Mountain Agriculture, Food Systems and Terraced Landscapes

Mountain agriculture is a distinctive territorial system shaped by elevation, slope, climate, soils, biodiversity, cultural practices and local knowledge. FAO defines mountain agriculture broadly as agricultural activities carried out on high elevations and mountain slopes, including water harvesting and conservation practices. Mountain agricultural production systems include rainfed and irrigated crops, pastoral and agropastoral farming, forestry and agroforestry, freshwater fish capture and aquaculture.

Mountain farming is largely family farming. It is often characterised by small and fragmented plots, predominantly cultivated by smallholder farmers, and by natural constraints such as shallow soils, lower temperatures, erosion, limited mechanisation and difficult accessibility. Its small-scale character, crop diversification, integration of forests and husbandry activities, and low carbon footprint have evolved over centuries in difficult environments. Mountain family farming helps shape landscapes and provides ecosystem services that reach beyond mountain areas, including freshwater provision, disaster risk reduction, biodiversity and agro-biodiversity preservation, recreation and tourism. (FAO, Mountain Farming).

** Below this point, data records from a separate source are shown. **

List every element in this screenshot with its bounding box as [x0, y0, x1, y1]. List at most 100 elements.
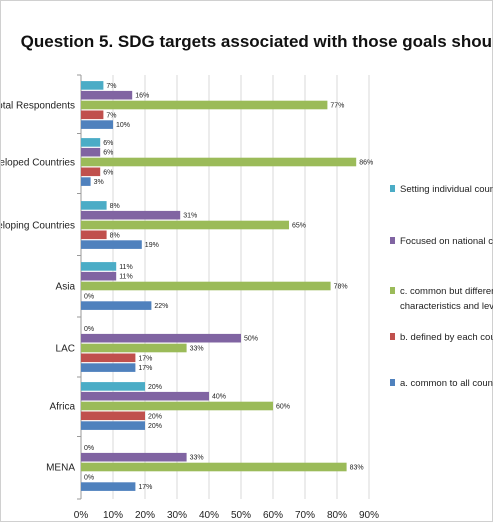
bar-value-label: 19%: [145, 242, 159, 249]
legend-swatch: [390, 287, 395, 294]
bar: [81, 262, 117, 271]
x-tick-label: 20%: [135, 510, 155, 521]
bar: [81, 452, 187, 462]
legend-entry: c. common but differentiated c: [400, 286, 493, 297]
bar-value-label: 7%: [106, 112, 116, 119]
bar-value-label: 20%: [148, 384, 162, 391]
bar-value-label: 33%: [190, 346, 204, 353]
legend-swatch: [390, 185, 395, 192]
chart-title: Question 5. SDG targets associated with …: [21, 32, 493, 51]
bar: [81, 353, 136, 363]
category-label: Total Respondents: [1, 101, 75, 112]
bar: [81, 482, 136, 491]
bar: [81, 343, 187, 353]
bar-value-label: 3%: [94, 179, 104, 186]
bar: [81, 462, 347, 472]
category-label: Asia: [56, 282, 76, 293]
bar-value-label: 40%: [212, 394, 226, 401]
x-tick-label: 50%: [231, 510, 251, 521]
category-label: LAC: [56, 344, 75, 355]
bar-value-label: 11%: [119, 274, 133, 281]
legend-swatch: [390, 379, 395, 386]
bar-value-label: 17%: [138, 484, 152, 491]
bar-value-label: 0%: [84, 474, 94, 481]
bar: [81, 81, 104, 90]
bar-value-label: 22%: [154, 303, 168, 310]
bar: [81, 421, 145, 430]
bar-value-label: 77%: [330, 103, 344, 110]
bar-value-label: 10%: [116, 122, 130, 129]
x-tick-label: 60%: [263, 510, 283, 521]
bar: [81, 120, 113, 129]
legend-swatch: [390, 237, 395, 244]
bar: [81, 230, 107, 240]
x-tick-label: 70%: [295, 510, 315, 521]
bar: [81, 177, 91, 186]
legend-swatch: [390, 333, 395, 340]
bar-value-label: 20%: [148, 423, 162, 430]
data-labels: 7%16%77%7%10%6%6%86%6%3%8%31%65%8%19%11%…: [84, 83, 373, 491]
bar-value-label: 11%: [119, 264, 133, 271]
bar: [81, 167, 101, 177]
bar-value-label: 33%: [190, 455, 204, 462]
bar-value-label: 78%: [334, 284, 348, 291]
bar-value-label: 0%: [84, 326, 94, 333]
bar: [81, 90, 133, 100]
bar-value-label: 6%: [103, 169, 113, 176]
legend-entry: characteristics and level: [400, 301, 493, 312]
category-label: Developed Countries: [1, 158, 75, 169]
x-tick-label: 80%: [327, 510, 347, 521]
bar-value-label: 8%: [110, 232, 120, 239]
bar: [81, 411, 145, 421]
bar-value-label: 31%: [183, 213, 197, 220]
bar-value-label: 6%: [103, 150, 113, 157]
bars: [81, 81, 357, 491]
x-tick-label: 90%: [359, 510, 379, 521]
category-label: Developing Countries: [1, 221, 75, 232]
bar: [81, 100, 328, 110]
bar-value-label: 60%: [276, 404, 290, 411]
bar: [81, 382, 145, 391]
bar-value-label: 0%: [84, 445, 94, 452]
legend-entry: Focused on national capacities: [400, 236, 493, 247]
x-tick-label: 0%: [74, 510, 89, 521]
legend-entry: b. defined by each country: [400, 332, 493, 343]
bar: [81, 333, 241, 343]
x-axis-ticks: 0% 10% 20% 30% 40% 50% 60% 70% 80% 90%: [74, 510, 379, 521]
bar: [81, 138, 101, 147]
category-label: MENA: [46, 463, 75, 474]
bar-value-label: 50%: [244, 336, 258, 343]
bar-value-label: 0%: [84, 293, 94, 300]
bar: [81, 401, 273, 411]
legend-entry: Setting individual country/reg: [400, 184, 493, 195]
bar-value-label: 83%: [350, 465, 364, 472]
legend-entry: a. common to all countries: [400, 378, 493, 389]
bar: [81, 201, 107, 210]
bar: [81, 281, 331, 291]
bar: [81, 363, 136, 372]
category-labels: Total Respondents Developed Countries Deve…: [1, 101, 75, 474]
bar: [81, 240, 142, 249]
bar: [81, 220, 289, 230]
bar: [81, 271, 117, 281]
bar-value-label: 65%: [292, 223, 306, 230]
bar: [81, 391, 209, 401]
x-tick-label: 30%: [167, 510, 187, 521]
bar-value-label: 20%: [148, 413, 162, 420]
bar-value-label: 8%: [110, 203, 120, 210]
bar: [81, 157, 357, 167]
bar-value-label: 86%: [359, 160, 373, 167]
legend: Setting individual country/reg Focused on…: [390, 184, 493, 389]
bar: [81, 110, 104, 120]
bar-value-label: 16%: [135, 93, 149, 100]
bar-value-label: 17%: [138, 355, 152, 362]
bar: [81, 147, 101, 157]
category-label: Africa: [49, 402, 75, 413]
x-tick-label: 10%: [103, 510, 123, 521]
x-tick-label: 40%: [199, 510, 219, 521]
bar-value-label: 17%: [138, 365, 152, 372]
bar: [81, 210, 181, 220]
bar: [81, 301, 152, 310]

Mountain territories are important centres of agro-biodiversity. They host locally adapted crops and livestock, traditional varieties, pastoral systems, orchards, vineyards, herbs, honey, dairy systems and agro-silvo-pastoral practices. These are genetic resources, cultural practices and territorial assets for food security and climate adaptation.

Terraced landscapes are among the clearest expressions of the relationship between people and mountain environments. Terraces, dry-stone walls, irrigation channels, paths, grazing routes and cultivated slopes show how mountain communities have managed soil, water and slope over generations. They are productive infrastructures, cultural landscapes and ecological systems at the same time.

The art of dry-stone construction - recognised by UNESCO on the Representative List of the Intangible Cultural Heritage of Humanity - is the ancient practice of building structures by stacking and interlocking stones without the use of mortar or binding materials. In Mediterranean mountain regions, dry-stone structures are part of the material intelligence of the landscape: they retain soil, manage water, organise cultivation, support pastoral movement and transmit knowledge across generations. (UNESCO Intangible Cultural Heritage, “Art of dry stone construction, knowledge and techniques”).

Mountain agriculture is also linked to products of origin and territorial value. The qualification of origin-labelled products is a collective process anchored in a territory defined by geographical coherence and an identity anchored in history, which translates into reputation. The recognition of the product, its link to the terroir and its typicity can bring producers around common objectives: protection against usurpation, common promotion, improved remuneration and safeguarding of gastronomic heritage. (Dominique Barjolle, “Product qualification and participatory guarantee systems”, in Mountain areas of large Mediterranean islands, 2021).